Polly Durant volunteered at Laura Baker Services while she was a student at Carleton College and helped with a variety of LBSA events from drumming to dinner theater. Being a College Buddy made the biggest impact on her life. “My buddy, Lee, became a huge part of my life at Carleton and certainly one of my very best friends,” says Durant who became the Program Director for College Buddies while she attended Carleton College.

College Buddies is a program in which clients at Laura Baker are paired with college students based on shared interests or more particularly “in one-on-one friendships” according to Durant.  “What’s neat about these relationships is that they become such an integral part of the Carleton experience for students,” she said.  “Carleton is doing such a phenomenal job beginning to raise awareness about diversity,” said Durant, “and we felt that disability was an important addition to this conversation.”

Durant graduated from Carleton with a major in psychology and a concentration in educational studies and aspires to become an occupational therapist, working with children with disabilities. “Although working with my buddy gives me great experience for a future career in occupational therapy, my career goals come second to the fact that he has become an important part of my life,” she says. “I developed a close relationship with the Laura Baker staff, especially my buddy’s house director and guardian. As part of his team, I learned that open communication between us provides him with the best possible, consistent care.”

Durant’s buddy Lee, an LBSA client, couldn’t agree more. “She always took me out,” says Lee.

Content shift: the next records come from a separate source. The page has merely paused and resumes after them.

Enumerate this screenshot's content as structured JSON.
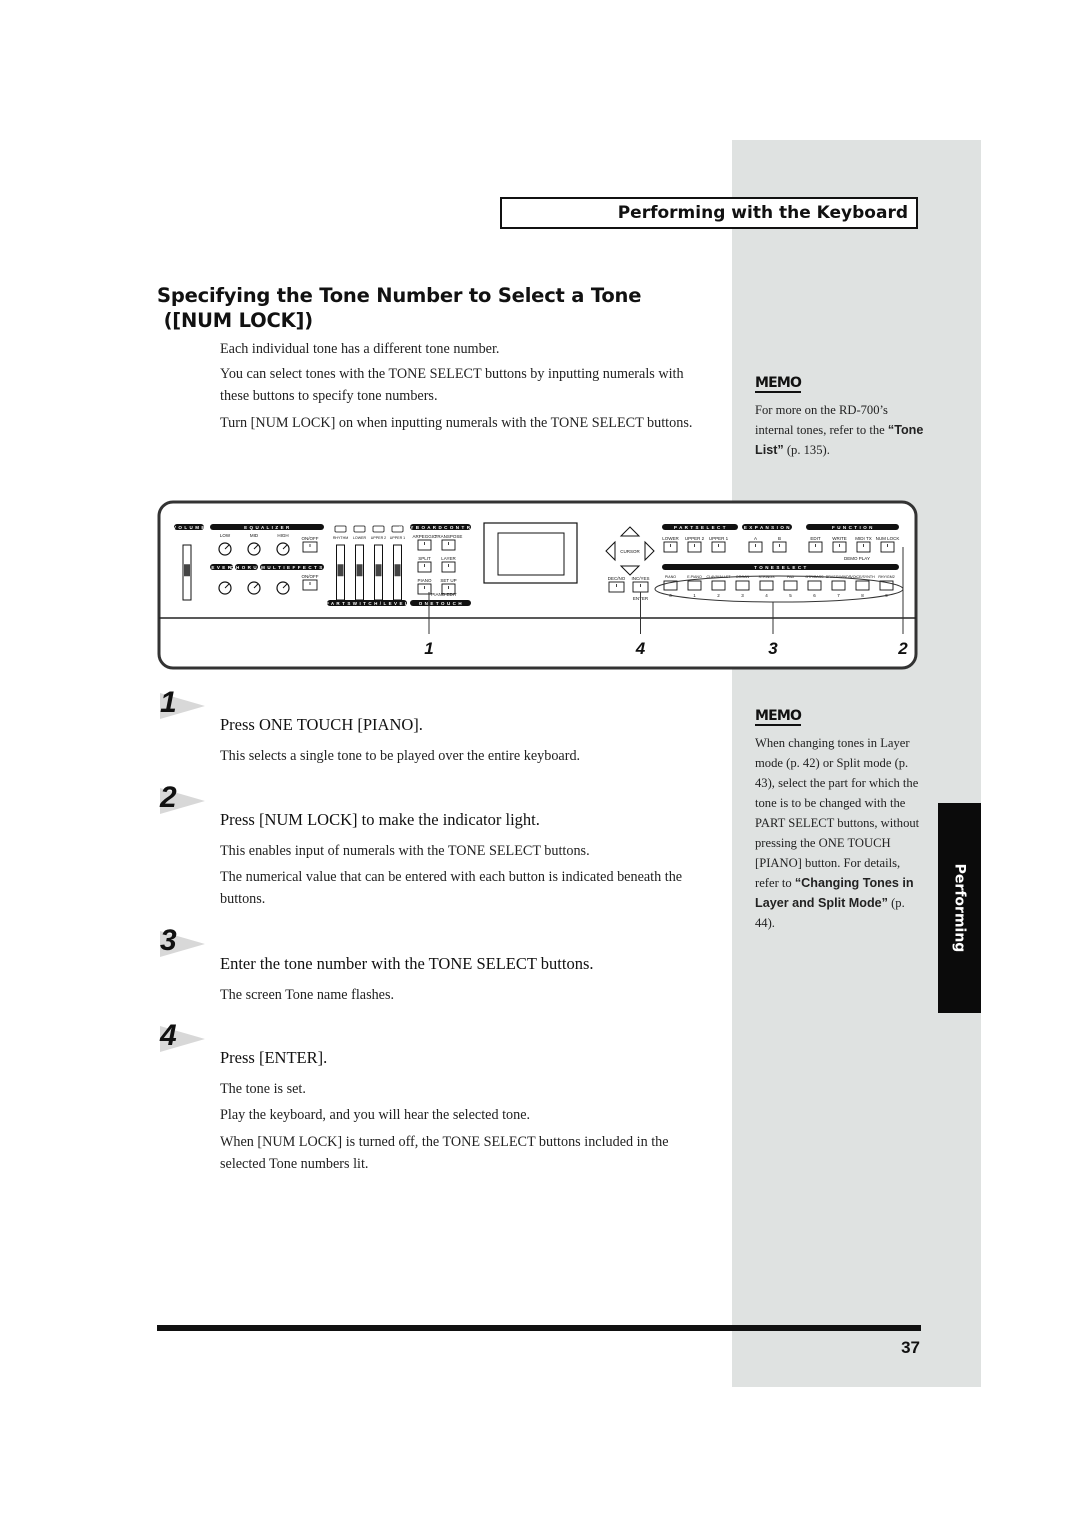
{
  "header": {
    "section_title": "Performing with the Keyboard"
  },
  "title": {
    "line1": "Specifying the Tone Number to Select a Tone",
    "line2": "([NUM LOCK])"
  },
  "intro": [
    "Each individual tone has a different tone number.",
    "You can select tones with the TONE SELECT buttons by inputting numerals with these buttons to specify tone numbers.",
    "Turn [NUM LOCK] on when inputting numerals with the TONE SELECT buttons."
  ],
  "memo1": {
    "label": "MEMO",
    "text_before": "For more on the RD-700’s internal tones, refer to the ",
    "link": "“Tone List”",
    "text_after": " (p. 135)."
  },
  "panel": {
    "volume": "VOLUME",
    "equalizer": "EQUALIZER",
    "eq_knobs": [
      "LOW",
      "MID",
      "HIGH"
    ],
    "on_off": "ON/OFF",
    "effects": [
      "REVERB",
      "CHORUS",
      "MULTI EFFECTS"
    ],
    "part_switches": [
      "RHYTHM",
      "LOWER",
      "UPPER 2",
      "UPPER 1"
    ],
    "part_switch_level": "PART SWITCH/LEVEL",
    "keyboard_control": "KEYBOARD CONTROL",
    "kc_buttons": [
      "ARPEGGIO",
      "TRANSPOSE",
      "SPLIT",
      "LAYER",
      "PIANO",
      "SET UP"
    ],
    "piano_edit": "PIANO EDIT",
    "one_touch": "ONE TOUCH",
    "cursor": "CURSOR",
    "dec_no": "DEC/NO",
    "inc_yes": "INC/YES",
    "enter": "ENTER",
    "part_select": "PART SELECT",
    "part_select_buttons": [
      "LOWER",
      "UPPER 2",
      "UPPER 1"
    ],
    "expansion": "EXPANSION",
    "expansion_buttons": [
      "A",
      "B"
    ],
    "function": "FUNCTION",
    "function_buttons": [
      "EDIT",
      "WRITE",
      "MIDI TX",
      "NUM LOCK"
    ],
    "demo_play": "DEMO PLAY",
    "tone_select": "TONE SELECT",
    "tone_buttons": [
      "PIANO",
      "E.PIANO",
      "CLAV/MALLET",
      "ORGAN",
      "STRINGS",
      "PAD",
      "GTR/BASS",
      "BRASS/WINDS",
      "VOICE/SYNTH",
      "RHY/GM2"
    ],
    "tone_numbers": [
      "0",
      "1",
      "2",
      "3",
      "4",
      "5",
      "6",
      "7",
      "8",
      "9"
    ],
    "callouts": [
      "1",
      "4",
      "3",
      "2"
    ]
  },
  "steps": [
    {
      "num": "1",
      "heading": "Press ONE TOUCH [PIANO].",
      "body": [
        "This selects a single tone to be played over the entire keyboard."
      ]
    },
    {
      "num": "2",
      "heading": "Press [NUM LOCK] to make the indicator light.",
      "body": [
        "This enables input of numerals with the TONE SELECT buttons.",
        "The numerical value that can be entered with each button is indicated beneath the buttons."
      ]
    },
    {
      "num": "3",
      "heading": "Enter the tone number with the TONE SELECT buttons.",
      "body": [
        "The screen Tone name flashes."
      ]
    },
    {
      "num": "4",
      "heading": "Press [ENTER].",
      "body": [
        "The tone is set.",
        "Play the keyboard, and you will hear the selected tone.",
        "When [NUM LOCK] is turned off, the TONE SELECT buttons included in the selected Tone numbers lit."
      ]
    }
  ],
  "memo2": {
    "label": "MEMO",
    "text_before": "When changing tones in Layer mode (p. 42) or Split mode (p. 43), select the part for which the tone is to be changed with the PART SELECT buttons, without pressing the ONE TOUCH [PIANO] button. For details, refer to ",
    "link": "“Changing Tones in Layer and Split Mode”",
    "text_after": " (p. 44)."
  },
  "side_tab": {
    "label": "Performing"
  },
  "footer": {
    "page_number": "37"
  }
}
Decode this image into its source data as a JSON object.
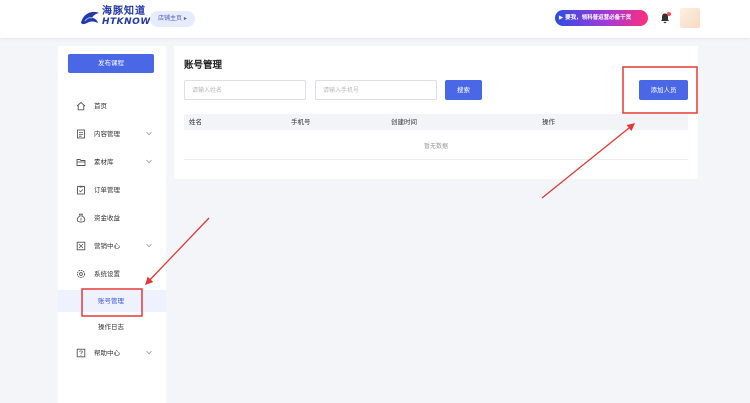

Outings included coffee, walks and trips to the Carleton campus.

“He may not have a high IQ, and he’s often restricted to his wheelchair because of his cerebral palsy, but he more than anyone else has taught me the importance of community. People around town know him from church and from Goodbye Blue Monday coffee shop. He remembers everything about people’s lives and families and makes a point to ask: ‘How’s that wife doing?’ or ‘How’s your little boy?’ I’m humbled when I realize I’m just a small piece of what mades his social life so vibrant.”